For about 100 RD (USD$2), you can enjoy a comfortable bus ride from Santiago to Sosua. In Sosua, take a guagua or cab and you’ll arrive in Cabarete in 15 minutes’ time.
Las Americas Santo Domingo (SDQ)
We think you would be much better off taking a bus. For one, it’s way more affordable, at 400RD (USD$8).
One thing to remember: the bus stops in Santo Domingo are not located at the airport. You will need to take a cab from the SDQ airport to either the Caribe Tours or Metro depots in Santo Domingo, at a cost of USD$25. Once you’re in Sosua, you can take a cab or guagua to Cabarete.
Punta Cana International (PUJ)
We’re going to be honest. You’ll be in for a long ride, whether by cab or bus, if you arrive at the PUJ airport. So make sure that you have a great book to read or a movie on your phone that you want to watch. If time is of the essence, your best bet would be to take a cab, at a cost of approximately USD$400.
Now, we’ll talk about getting around Cabarete. Prepare for an adventure!
Getting Around Cabarete
Guaguas are public buses that look like panel vans. They run very regularly along the main road throughout the Dominican Republic, with one passing by every five or 10 minutes. The fare is super cheap, around 25RD per person, for most short journeys.
Official guaguas have ID tags and destination names on the windshield.
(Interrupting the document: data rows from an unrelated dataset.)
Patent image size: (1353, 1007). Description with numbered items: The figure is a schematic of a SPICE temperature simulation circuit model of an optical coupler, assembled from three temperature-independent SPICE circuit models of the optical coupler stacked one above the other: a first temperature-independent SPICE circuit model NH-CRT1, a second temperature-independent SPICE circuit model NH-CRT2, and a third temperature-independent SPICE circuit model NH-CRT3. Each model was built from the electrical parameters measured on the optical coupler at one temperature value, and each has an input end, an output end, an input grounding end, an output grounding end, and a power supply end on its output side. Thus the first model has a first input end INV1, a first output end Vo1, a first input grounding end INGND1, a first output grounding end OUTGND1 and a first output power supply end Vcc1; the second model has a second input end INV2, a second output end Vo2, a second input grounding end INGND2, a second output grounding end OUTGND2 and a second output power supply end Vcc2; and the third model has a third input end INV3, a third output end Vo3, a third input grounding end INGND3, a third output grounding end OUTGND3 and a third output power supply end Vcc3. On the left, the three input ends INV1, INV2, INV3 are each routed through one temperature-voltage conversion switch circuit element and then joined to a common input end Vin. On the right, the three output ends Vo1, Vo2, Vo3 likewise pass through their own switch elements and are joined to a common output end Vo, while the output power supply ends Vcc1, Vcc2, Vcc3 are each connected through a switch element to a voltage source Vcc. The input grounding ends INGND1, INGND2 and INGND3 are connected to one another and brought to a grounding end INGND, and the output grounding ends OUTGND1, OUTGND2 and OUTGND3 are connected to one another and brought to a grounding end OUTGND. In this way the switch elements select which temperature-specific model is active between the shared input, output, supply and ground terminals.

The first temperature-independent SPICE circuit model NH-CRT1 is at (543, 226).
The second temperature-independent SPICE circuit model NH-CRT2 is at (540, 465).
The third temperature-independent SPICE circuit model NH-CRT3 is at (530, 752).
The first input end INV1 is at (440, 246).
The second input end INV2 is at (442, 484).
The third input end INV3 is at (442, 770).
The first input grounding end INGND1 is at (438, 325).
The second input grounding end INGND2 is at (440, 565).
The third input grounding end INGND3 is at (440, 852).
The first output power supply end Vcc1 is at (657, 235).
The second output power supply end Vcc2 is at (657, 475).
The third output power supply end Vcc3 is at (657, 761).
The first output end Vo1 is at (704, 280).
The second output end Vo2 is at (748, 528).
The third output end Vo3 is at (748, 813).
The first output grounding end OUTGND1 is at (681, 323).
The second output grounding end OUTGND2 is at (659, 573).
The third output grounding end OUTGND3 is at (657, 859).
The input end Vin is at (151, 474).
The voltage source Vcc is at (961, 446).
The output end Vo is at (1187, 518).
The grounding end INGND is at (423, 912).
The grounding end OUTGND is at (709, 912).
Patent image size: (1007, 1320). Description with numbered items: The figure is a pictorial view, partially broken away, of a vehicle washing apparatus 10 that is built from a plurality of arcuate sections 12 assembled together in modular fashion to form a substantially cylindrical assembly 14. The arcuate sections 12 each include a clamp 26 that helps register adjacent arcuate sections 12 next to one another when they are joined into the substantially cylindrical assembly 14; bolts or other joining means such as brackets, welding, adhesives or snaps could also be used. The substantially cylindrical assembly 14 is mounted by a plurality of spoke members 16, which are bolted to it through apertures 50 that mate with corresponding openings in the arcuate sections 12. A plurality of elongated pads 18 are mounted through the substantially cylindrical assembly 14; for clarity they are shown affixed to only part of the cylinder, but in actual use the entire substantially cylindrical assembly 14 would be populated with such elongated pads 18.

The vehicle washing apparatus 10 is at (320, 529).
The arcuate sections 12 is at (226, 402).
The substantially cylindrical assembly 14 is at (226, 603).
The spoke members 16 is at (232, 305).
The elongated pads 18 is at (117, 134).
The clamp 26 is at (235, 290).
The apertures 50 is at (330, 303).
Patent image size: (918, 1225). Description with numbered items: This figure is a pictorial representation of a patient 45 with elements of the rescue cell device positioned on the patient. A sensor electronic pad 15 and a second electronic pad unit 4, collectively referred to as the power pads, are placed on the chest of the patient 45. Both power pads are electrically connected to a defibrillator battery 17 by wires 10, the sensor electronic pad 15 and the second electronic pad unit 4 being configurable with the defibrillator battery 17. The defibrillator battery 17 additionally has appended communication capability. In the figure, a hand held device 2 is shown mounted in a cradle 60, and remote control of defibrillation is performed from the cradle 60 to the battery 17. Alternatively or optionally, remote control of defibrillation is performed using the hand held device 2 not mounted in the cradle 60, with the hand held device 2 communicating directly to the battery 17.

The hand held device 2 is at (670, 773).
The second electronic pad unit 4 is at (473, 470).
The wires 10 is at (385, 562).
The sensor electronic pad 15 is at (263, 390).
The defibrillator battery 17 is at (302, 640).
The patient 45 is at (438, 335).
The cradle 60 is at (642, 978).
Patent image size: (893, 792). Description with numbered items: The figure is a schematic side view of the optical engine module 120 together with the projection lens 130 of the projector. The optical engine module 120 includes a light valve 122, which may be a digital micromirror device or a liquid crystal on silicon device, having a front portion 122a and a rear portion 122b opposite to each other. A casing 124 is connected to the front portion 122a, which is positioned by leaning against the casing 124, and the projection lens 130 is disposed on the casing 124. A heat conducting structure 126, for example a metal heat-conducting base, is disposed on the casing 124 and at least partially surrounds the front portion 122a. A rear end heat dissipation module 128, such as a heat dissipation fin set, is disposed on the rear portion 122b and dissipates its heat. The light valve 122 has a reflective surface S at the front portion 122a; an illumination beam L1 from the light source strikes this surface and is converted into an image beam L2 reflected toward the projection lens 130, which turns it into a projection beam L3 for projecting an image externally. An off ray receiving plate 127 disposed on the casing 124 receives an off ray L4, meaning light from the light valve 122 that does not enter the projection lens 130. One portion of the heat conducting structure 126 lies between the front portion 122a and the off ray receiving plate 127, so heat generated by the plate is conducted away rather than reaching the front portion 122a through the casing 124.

They often bear funny slogans, such as ‘May God help whoever crashes into me’. To stop one, just wave at it as if you were hailing a cab, hop inside when it stops, and tell the assistant where you’re headed.
You get the chance to listen to lively local music, chat with friendly Dominicans (and maybe brush up on your Spanish), and enjoy the sights and sounds of bustling Dominican life. Travelling in a guagua is a “cozy” experience, meaning that it’s incredible that there’s always space for one more person. When you’re ready to disembark, just do what everyone else does: Yell “Aqui, aqui, aqui!” “Llego!” also works.
Motoconchos, aka Moto
If you’ve ever ridden on the back of a motorbike, then you shouldn’t have a problem travelling on a motoconchos. A ride costs around 50RD per person within Cabarete, which is quite reasonable. However, at night, the cost doubles.
Pro tip: always get on and off the Moto from the left side, or you’ll risk getting a “Dominican tattoo”. It’s a burn on the calf when it comes into contact with the exhaust pipe on the Moto.
Carrito means ‘little car’ in Spanish. They are public cabs, and are faster than guaguas because they carry fewer people and don’t stop that often. As with the guagua, you hail one heading in your direction by waving it to stop.
Now that you know how to get to Cabarete from any of the airports, and have an idea of the costs, travel times, and modes of public transportation, you should be better prepared to make the most of your trip in Cabarete. In fact, you’ll be a pro at it.
You’ll definitely have the fun adventure you had in mind.